Re: [PATCH 1/1] Call md_handle_request directly in md_flush_request

Xiao Ni <xni@xxxxxxxxxx> · Wed, 18 Sep 2019 11:21:16 +0800

On 09/17/2019 01:15 AM, David Jeffery wrote:
Calling md_handle_request is certainly the simplest way to fix the issue,
but after more thought I don't think it's the best way.  When the code gets
to md_flush_request, the code already has md_handle_request and the raid
driver's make_request function in the stack.
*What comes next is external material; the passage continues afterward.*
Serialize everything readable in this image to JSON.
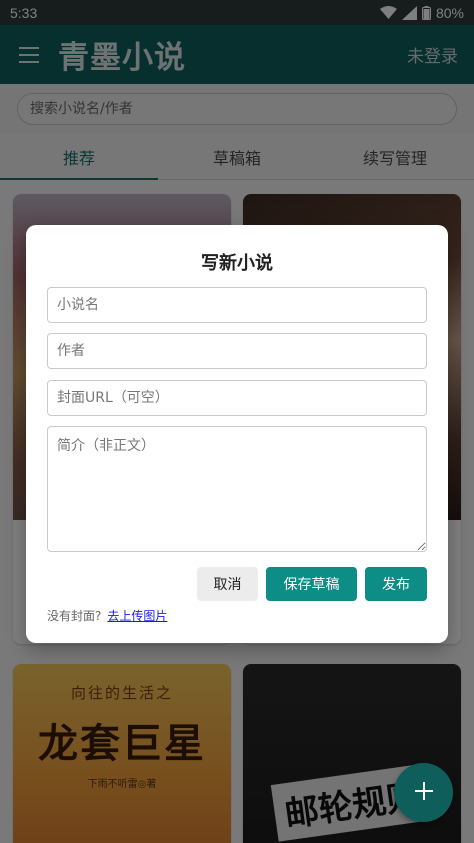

To fix the lost I/O, instead of recursing back into md_handle_request we
can pass back a bool to indicate if the original make_request call should
continue to handle the I/O and instead of assuming the flush logic will
push it to completion.

This patch converts md_flush_request to return a bool and no longer calls
the raid driver's make_request function.  If the return is true, then the
md flush logic has or will complete the bio and the md make_request call
is done.  If false, then the md make_request function needs to keep
processing like it is a normal I/O carrying bio. Let the original call to
md_handle_request handle any need to retry sending the bio to the raid
driver's make_request function should it be needed.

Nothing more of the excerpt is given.